Identifying the Big Gaps
Once a hospital understands more the value to patients and the financial benefits of better-coordinated care, the next step is identifying where to start building a pathway. Dr. Pease recommended becoming familiar with the hospital’s Leapfrog scores to see how it compares with national benchmarks and to find the greatest opportunities for improvement and impact (www.hospitalsafetyscore.org).
“Your hospitals are very sensitive to how they are perceived by the public, and Leapfrog is a direct-to-consumer portal that’s public,” she said. “These are like crash-test ratings but for hospitals, and they may help you determine what pathways need to be implemented first.”
Finally, once the senior executives are committed, it’s important to hit the ground running, according to Dr. Pease.
“Everyone needs to understand that PSH is an integrated coordinated care effort, similar to a stroke center of excellence or an orthopedic center of excellence. Because you’re impacting so many different areas of the hospital, everyone needs to be on board and understand what the end goal is,” she said.
To this end, TeamHealth has built a comprehensive assessment tool to test hospital readiness. According to Dr. Pease, the assessment looks at all aspects of leadership, clinical care, quality assurance, performance improvement and data management throughout the perioperative continuum to determine a hospital’s progress toward becoming a PSH. “This tool serves as a guide for an organization to enhance integration of the physician leaders engaged in all perioperative care and to eventually prepare for the certification process to become a PSH when this accreditation process is fully developed.”

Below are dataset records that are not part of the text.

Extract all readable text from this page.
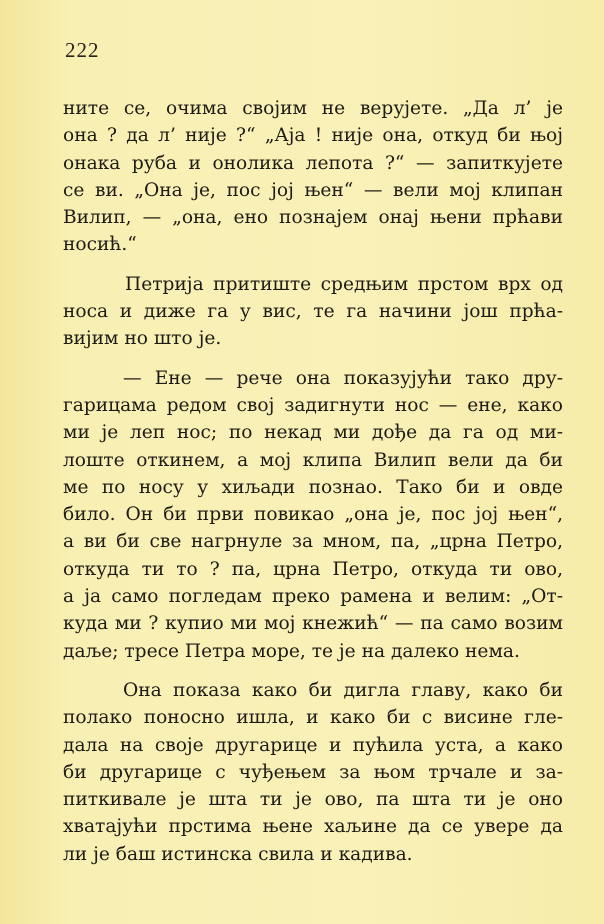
222

ните се, очима својим не верујете. „Да л’ је
она ? да л’ није ?“ „Аја ! није она, откуд би њој
онака руба и онолика лепота ?“ — запиткујете
се ви. „Она је, пос јој њен“ — вели мој клипан
Вилип, — „она, ено познајем онај њени прћави
носић.“

Петрија притиште средњим прстом врх од
носа и диже га у вис, те га начини још прћа-
вијим но што је.

— Ене — рече она показујући тако дру-
гарицама редом свој задигнути нос — ене, како
ми је леп нос; по некад ми дође да га од ми-
лоште откинем, а мој клипа Вилип вели да би
ме по носу у хиљади познао. Тако би и овде
било. Он би први повикао „она је, пос јој њен“,
а ви би све нагрнуле за мном, па, „црна Петро,
откуда ти то ? па, црна Петро, откуда ти ово,
а ја само погледам преко рамена и велим: „От-
куда ми ? купио ми мој кнежић“ — па само возим
даље; тресе Петра море, те је на далеко нема.

Она показа како би дигла главу, како би
полако поносно ишла, и како би с висине гле-
дала на своје другарице и пућила уста, а како
би другарице с чуђењем за њом трчале и за-
питкивале је шта ти је ово, па шта ти је оно
хватајући прстима њене хаљине да се увере да
ли је баш истинска свила и кадива.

A poster campaign can be effective in educating providers about the essential components of the program. “If you want to change culture and have everybody buy in to what you’re doing, communication is essential. You’re never going to be able to communicate enough to be successful,” Dr. Pease stressed.
Michael C. Lewis, MD, chair of the Department of Anesthesiology, Pain Management & Perioperative Medicine, Henry Ford Health System, in Detroit, asked how organizers can navigate variability at individual hospitals, especially when it comes to surgical preferences.
“I think the reason we’ve been so successful,” said Dr. Pease, who also oversees TeamHealth’s Quality Registry, “is that we can examine service and quality metrics along with actual patient outcomes and length of stay for each individual provider. The quality registry enables us to compare our organization against a national level, which helps us support our individual providers, who might be providing great quality but are unable to hit metrics because their hospital partner has not bought into what we’re trying to do.”
Dr. Pease added, “Ultimately, though, we practice patient care, which is going to look different at every institution. We all have our own clinical practices, our own culture and patient population dynamics, so it’s important to be flexible.”